A Successful Interviewer is...

1. Knowledgeable: is thoroughly familiar with the focus of the interview; pilot interviews of the kind used in survey interviewing can be useful here.
2. Structuring: gives purpose for interview; rounds it off; asks whether interviewee has questions.
3. Clear: asks simple, easy, short questions; no jargon.
4. Gentle: lets people finish; gives them time to think; tolerates pauses.
5. Sensitive: listens attentively to what is said and how it is said; is empathetic in dealing with the interviewee.
6. Open: responds to what is important to interviewee and is flexible.
7. Steering: knows what he/she wants to find out.
8. Critical: is prepared to challenge what is said, for example, dealing with inconsistencies in interviewees’ replies.
9. Remembering: relates what is said to what has previously been said.
10. Interpreting: clarifies and extends meanings of interviewees’ statements, but without imposing meaning on them.
11. Balanced: does not talk too much, which may make the interviewee passive, and does not talk too little, which may result in the interviewee feeling he or she is not talking along the right lines.
12. Ethically sensitive: is sensitive to the ethical dimension of interviewing, ensuring the interviewee appreciates what the research is about, its purposes, and that his or her answers will be treated confidentially.

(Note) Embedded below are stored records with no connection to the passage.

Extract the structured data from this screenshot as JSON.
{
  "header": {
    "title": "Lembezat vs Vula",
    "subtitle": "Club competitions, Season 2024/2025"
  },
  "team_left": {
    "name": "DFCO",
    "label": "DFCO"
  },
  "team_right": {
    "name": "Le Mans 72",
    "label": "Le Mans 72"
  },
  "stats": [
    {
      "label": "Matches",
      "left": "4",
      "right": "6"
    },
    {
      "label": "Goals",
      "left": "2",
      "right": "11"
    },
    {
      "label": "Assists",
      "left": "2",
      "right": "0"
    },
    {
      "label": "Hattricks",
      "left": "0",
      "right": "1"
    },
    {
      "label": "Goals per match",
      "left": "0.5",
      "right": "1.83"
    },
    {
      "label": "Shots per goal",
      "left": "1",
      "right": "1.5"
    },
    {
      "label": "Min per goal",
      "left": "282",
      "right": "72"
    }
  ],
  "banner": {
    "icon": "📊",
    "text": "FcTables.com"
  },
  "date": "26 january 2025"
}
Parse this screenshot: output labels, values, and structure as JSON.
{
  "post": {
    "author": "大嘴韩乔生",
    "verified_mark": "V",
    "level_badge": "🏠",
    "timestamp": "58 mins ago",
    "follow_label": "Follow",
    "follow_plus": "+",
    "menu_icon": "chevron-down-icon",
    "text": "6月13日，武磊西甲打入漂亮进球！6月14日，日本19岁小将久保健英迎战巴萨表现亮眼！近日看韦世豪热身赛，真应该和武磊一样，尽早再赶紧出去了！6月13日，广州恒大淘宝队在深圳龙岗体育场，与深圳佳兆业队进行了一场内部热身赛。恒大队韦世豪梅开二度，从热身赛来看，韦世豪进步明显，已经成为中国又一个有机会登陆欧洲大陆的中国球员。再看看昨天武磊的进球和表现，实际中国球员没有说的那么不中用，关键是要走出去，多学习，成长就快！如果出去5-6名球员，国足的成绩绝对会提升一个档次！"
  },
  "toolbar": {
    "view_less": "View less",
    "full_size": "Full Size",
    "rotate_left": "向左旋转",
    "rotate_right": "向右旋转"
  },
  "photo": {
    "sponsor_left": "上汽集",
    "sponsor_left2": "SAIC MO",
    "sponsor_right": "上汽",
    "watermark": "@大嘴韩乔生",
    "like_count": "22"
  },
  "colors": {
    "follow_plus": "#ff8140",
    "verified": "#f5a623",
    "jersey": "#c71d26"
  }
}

Should you Record and Transcribe?

  • It helps to correct the natural limitations of our memories and of the intuitive glosses that
    we might place on what people say in interviews
  • It allows more thorough examination of what people say
  •  It permits repeated examinations of the interviewees’ answers
  •  It opens up the data to public scrutiny by other researchers, who can evaluate the analysis
    that is carried out by the original researchers of the data (that is, a secondary analysis)
  • It therefore helps to counter accusations that an analysis might have been influenced by a
    researcher’s values or biases
  •  It allows the data to be reused in other ways from those intended by the original
    researcher—for example, in the light of new theoretical ideas or analytic strategies.
  • It introduces a different dynamic into the social encounter of the interview, and recording equipment may be off-putting for interviewees.
  • Transcribing is a very time-consuming process. It also requires good equipment, usually in the form of a good-quality tape recorder and microphone but also, if possible, a transcription machine.
  • Transcription also very quickly results in a daunting pile of paper.